The "Shopper's Guide" coupon books were marketed by a now-defunct Iowa company and a mysterious distributor, neither of which were licensed to do business in Utah when the books were sold to northern Utahns.Phone numbers for both firms have been disconnected in Ogden, Iowa and California.
State consumer investigators now conclude the parties that sold the book have abandoned their boiler-room telemarketing operations in Utah and left the state.
"There were deceptive claims made to both the businesses and to consumers when they purchased the book," said Rob Meier, an investigator for the state Division of Consumer Protection, who has been checking out complaints from both buyers and merchants.
The coupon sales campaign began last spring when KVEZ Radio in Logan, an FM rock station that calls itself "Z-104," was contacted by Magnum Communications of Des Moines, Iowa.
It's standard operating procedure, said Meier, for out-of-state coupon marketers to obtain a local sponsor such as a radio station so it can avoid certain state requirements.
"We've dealt with this group for years," said former station owner Dan Gerard, who says he sold the station last month, "and we've never had a problem before.
"It's good exposure," he added. "It doesn't cost us anything, and it's a great way to get your call letters out all over the place."

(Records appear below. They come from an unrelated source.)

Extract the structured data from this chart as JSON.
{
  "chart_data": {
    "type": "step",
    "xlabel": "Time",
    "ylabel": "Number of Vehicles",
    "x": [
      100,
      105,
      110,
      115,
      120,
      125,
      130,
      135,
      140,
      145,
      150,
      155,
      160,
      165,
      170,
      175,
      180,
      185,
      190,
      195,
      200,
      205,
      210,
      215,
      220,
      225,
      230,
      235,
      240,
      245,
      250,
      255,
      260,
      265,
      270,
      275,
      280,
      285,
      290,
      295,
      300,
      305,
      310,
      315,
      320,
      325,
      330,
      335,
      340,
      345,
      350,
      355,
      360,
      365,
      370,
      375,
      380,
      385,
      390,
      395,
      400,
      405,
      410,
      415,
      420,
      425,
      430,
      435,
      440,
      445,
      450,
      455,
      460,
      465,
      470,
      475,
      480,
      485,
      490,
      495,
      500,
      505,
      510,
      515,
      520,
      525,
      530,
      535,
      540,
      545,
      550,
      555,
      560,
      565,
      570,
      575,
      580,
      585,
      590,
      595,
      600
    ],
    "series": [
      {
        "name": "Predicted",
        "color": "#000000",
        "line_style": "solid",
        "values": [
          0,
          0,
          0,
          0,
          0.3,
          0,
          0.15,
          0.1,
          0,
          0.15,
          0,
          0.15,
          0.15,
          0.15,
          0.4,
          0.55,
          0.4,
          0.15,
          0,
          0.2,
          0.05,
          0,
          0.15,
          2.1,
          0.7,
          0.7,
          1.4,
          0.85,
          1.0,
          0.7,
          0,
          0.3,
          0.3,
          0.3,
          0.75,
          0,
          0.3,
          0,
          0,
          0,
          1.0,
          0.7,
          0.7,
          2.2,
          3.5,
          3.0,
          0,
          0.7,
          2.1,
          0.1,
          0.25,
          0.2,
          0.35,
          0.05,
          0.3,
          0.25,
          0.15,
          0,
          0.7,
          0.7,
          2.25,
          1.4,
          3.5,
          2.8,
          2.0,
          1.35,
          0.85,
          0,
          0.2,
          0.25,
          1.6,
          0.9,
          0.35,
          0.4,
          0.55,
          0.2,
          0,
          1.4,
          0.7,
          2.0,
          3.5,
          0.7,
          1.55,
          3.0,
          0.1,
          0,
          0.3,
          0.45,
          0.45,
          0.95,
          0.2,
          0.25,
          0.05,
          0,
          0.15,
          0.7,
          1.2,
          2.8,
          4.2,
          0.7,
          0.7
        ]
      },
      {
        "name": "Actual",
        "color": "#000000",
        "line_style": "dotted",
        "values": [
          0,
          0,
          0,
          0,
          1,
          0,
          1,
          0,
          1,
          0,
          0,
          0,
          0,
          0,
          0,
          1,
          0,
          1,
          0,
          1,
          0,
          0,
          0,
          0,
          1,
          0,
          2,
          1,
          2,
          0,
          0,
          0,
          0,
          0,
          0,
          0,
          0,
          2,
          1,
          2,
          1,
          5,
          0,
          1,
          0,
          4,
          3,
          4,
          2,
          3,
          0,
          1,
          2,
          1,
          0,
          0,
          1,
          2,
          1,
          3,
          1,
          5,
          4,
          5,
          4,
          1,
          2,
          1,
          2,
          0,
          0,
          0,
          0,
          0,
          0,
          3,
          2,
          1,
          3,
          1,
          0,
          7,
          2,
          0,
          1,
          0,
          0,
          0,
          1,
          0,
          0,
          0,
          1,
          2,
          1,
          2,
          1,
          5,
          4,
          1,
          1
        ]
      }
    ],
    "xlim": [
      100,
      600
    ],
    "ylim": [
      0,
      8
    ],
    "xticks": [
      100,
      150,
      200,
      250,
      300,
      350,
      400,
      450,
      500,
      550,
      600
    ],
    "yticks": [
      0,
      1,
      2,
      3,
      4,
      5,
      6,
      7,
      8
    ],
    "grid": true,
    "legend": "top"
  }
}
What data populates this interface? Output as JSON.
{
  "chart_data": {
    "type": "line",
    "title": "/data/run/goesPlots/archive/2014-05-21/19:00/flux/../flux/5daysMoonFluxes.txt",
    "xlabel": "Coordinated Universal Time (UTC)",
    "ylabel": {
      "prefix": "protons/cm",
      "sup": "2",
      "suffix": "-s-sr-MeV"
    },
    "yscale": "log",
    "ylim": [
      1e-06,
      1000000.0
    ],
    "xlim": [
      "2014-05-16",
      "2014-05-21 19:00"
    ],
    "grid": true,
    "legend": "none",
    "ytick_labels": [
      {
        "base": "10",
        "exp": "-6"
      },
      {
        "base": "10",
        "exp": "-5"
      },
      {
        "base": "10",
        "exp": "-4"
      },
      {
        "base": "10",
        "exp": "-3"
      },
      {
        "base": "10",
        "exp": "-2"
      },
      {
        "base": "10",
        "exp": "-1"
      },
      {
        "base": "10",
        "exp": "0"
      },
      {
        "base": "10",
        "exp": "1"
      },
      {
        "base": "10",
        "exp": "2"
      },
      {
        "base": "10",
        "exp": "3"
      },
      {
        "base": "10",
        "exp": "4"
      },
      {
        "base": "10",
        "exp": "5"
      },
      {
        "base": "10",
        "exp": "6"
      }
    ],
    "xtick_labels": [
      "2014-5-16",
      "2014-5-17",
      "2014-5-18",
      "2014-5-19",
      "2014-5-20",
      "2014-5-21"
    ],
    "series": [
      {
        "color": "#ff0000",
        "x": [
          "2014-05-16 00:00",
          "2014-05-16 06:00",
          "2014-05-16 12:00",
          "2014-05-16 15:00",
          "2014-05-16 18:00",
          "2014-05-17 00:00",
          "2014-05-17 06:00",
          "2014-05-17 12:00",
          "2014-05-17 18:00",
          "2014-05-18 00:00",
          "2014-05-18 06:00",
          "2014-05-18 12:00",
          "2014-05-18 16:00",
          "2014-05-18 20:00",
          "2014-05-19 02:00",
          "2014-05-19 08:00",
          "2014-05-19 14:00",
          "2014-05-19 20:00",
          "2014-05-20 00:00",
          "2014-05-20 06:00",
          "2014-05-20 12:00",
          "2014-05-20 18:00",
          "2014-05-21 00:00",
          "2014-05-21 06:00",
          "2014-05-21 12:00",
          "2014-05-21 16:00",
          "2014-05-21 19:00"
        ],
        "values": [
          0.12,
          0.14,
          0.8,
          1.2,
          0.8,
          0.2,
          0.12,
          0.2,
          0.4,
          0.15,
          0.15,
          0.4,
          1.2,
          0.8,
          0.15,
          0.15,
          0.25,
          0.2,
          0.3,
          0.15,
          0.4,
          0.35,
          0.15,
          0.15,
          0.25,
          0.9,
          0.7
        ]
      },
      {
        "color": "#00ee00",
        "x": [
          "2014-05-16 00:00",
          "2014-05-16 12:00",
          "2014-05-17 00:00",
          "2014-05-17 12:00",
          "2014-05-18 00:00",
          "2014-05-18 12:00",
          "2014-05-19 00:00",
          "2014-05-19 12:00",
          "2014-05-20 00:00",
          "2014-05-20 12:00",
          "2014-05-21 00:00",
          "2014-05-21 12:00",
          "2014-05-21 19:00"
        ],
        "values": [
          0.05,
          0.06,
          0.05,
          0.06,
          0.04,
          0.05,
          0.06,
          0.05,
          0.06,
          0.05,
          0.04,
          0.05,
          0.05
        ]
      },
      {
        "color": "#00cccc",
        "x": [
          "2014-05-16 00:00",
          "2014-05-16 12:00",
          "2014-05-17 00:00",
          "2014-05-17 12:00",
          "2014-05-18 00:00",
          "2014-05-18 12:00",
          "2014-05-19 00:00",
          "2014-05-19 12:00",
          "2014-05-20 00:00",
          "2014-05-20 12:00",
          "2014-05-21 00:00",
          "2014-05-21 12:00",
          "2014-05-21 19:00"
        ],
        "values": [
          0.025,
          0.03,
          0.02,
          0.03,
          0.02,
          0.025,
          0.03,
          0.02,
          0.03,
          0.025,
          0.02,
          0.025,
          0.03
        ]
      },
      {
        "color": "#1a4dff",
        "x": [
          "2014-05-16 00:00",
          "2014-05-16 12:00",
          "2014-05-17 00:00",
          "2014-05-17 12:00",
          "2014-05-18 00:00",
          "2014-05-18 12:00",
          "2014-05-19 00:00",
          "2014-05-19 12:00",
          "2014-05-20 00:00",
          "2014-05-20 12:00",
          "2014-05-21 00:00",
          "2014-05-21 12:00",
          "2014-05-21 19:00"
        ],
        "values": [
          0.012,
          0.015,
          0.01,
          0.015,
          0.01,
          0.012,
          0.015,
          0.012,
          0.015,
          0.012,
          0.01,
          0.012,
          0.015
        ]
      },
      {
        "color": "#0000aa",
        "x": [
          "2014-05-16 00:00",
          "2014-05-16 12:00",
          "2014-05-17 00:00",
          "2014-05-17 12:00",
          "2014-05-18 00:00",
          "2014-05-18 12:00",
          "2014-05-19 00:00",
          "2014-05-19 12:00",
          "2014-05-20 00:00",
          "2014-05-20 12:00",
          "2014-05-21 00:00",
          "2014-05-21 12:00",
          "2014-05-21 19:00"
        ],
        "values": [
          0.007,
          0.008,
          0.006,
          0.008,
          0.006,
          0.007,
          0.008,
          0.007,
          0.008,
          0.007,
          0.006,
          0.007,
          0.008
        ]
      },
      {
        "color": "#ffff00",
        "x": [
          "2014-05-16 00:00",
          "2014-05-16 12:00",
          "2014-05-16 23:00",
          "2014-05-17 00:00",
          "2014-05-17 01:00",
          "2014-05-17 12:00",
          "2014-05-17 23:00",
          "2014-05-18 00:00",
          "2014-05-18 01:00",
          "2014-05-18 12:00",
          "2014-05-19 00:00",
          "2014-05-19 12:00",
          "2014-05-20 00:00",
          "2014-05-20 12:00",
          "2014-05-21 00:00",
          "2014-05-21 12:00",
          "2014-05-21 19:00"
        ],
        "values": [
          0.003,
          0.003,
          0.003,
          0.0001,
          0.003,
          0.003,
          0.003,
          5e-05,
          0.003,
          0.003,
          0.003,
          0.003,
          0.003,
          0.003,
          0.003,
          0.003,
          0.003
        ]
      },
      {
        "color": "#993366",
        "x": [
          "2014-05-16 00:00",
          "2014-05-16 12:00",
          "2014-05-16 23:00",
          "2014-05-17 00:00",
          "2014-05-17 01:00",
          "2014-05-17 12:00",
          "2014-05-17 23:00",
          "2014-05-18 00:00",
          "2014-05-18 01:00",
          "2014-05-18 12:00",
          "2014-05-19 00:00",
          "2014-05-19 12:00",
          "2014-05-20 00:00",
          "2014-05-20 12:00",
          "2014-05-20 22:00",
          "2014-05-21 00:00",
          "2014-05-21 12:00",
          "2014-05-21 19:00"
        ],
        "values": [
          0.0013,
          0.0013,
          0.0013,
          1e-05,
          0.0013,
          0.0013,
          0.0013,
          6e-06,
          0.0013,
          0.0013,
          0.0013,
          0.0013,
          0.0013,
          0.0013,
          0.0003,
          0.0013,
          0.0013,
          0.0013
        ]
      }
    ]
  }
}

With an agreement with KVEZ in place, Magnum began recruiting merchants in June and July, apparently working through a firm that calls itself Sears Marketing. The company is not linked in any way to Sears, Roebuck and Co.

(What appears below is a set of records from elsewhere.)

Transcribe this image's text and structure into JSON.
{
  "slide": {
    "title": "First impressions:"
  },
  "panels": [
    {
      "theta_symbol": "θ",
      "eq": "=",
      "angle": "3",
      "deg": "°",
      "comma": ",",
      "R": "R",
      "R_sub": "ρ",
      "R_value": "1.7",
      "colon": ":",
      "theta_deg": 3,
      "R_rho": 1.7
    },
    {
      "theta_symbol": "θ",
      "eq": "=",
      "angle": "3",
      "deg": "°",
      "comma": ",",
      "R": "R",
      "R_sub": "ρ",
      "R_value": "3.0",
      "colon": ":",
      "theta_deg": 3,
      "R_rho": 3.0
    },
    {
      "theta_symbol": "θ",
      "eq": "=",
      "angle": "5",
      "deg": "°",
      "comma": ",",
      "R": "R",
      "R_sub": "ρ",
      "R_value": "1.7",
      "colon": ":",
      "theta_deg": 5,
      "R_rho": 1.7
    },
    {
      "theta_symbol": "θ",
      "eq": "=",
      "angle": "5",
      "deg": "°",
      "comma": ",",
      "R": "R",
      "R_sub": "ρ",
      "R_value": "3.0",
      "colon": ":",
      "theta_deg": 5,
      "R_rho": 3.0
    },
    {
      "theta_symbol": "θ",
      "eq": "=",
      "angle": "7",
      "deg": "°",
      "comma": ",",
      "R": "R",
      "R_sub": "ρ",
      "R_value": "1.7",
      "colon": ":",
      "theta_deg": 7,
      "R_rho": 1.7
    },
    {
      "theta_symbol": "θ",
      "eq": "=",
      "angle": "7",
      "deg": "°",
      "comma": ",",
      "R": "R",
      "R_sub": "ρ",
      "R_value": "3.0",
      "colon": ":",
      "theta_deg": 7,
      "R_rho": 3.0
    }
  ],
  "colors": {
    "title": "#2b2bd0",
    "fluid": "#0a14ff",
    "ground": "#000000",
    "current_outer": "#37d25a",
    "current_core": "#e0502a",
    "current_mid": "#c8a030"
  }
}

A contract between Sears Marketing and local merchants limits the firm's role to that of an "advertiser" and is signed by a "J. Sears."
The operation was that of a typical telemarketing "boiler room," where a business obtains a location and sells the coupon books over a bank of telephones. A Sears-Magnum runner would go to the buyer's home immediately to deliver the book and pick up money.

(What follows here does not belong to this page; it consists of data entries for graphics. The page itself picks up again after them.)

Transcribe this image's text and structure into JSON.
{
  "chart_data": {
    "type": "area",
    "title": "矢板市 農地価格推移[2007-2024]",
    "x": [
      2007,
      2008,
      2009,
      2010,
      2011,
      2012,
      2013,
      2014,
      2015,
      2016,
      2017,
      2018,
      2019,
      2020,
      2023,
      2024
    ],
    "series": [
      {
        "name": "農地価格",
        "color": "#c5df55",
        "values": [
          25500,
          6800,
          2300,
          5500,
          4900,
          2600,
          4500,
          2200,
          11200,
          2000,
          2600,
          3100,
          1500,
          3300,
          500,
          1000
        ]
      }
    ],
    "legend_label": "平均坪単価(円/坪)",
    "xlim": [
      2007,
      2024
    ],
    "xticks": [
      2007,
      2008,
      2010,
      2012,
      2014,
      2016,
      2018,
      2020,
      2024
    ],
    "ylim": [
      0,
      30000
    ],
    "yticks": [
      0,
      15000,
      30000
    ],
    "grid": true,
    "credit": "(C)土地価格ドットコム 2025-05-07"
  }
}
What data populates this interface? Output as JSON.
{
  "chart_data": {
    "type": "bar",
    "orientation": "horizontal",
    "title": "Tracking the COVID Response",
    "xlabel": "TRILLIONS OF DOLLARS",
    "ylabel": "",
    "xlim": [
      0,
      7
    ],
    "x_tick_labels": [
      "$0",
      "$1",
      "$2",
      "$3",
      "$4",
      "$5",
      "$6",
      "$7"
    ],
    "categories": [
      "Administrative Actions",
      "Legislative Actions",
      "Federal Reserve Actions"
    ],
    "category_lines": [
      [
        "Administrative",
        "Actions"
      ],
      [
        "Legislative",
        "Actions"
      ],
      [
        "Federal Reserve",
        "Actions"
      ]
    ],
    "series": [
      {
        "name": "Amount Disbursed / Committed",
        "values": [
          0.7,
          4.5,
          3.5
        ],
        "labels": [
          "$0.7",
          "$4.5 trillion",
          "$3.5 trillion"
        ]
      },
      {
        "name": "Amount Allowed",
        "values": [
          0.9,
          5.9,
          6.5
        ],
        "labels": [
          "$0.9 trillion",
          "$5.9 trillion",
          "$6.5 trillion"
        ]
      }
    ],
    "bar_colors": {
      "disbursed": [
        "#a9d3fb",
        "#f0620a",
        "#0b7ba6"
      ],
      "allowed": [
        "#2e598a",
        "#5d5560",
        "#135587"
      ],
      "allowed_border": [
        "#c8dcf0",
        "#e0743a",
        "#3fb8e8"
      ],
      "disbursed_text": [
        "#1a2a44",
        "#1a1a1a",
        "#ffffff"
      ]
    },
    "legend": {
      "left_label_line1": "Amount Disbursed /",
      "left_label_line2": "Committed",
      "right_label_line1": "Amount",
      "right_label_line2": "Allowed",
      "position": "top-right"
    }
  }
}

Records maintained by the Iowa secretary of state's office, however, indicate Magnum was administratively dissolved in October after filing articles of corporate dissolution. In addition, the company's registered agent resigned last May and there is no longer a Des Moines phone number for Magnum.
In Utah, state Division of Business Regulation records indicated Magnum had been registered at one time as a foreign corporation. But the company's certificate to do business in the Beehive State was revoked in June because it had failed to file the proper reports.
A division staffer said Sears Marketing is not registered to do business in Utah, and a California phone number for Sears listed on the advertising contract has been disconnected.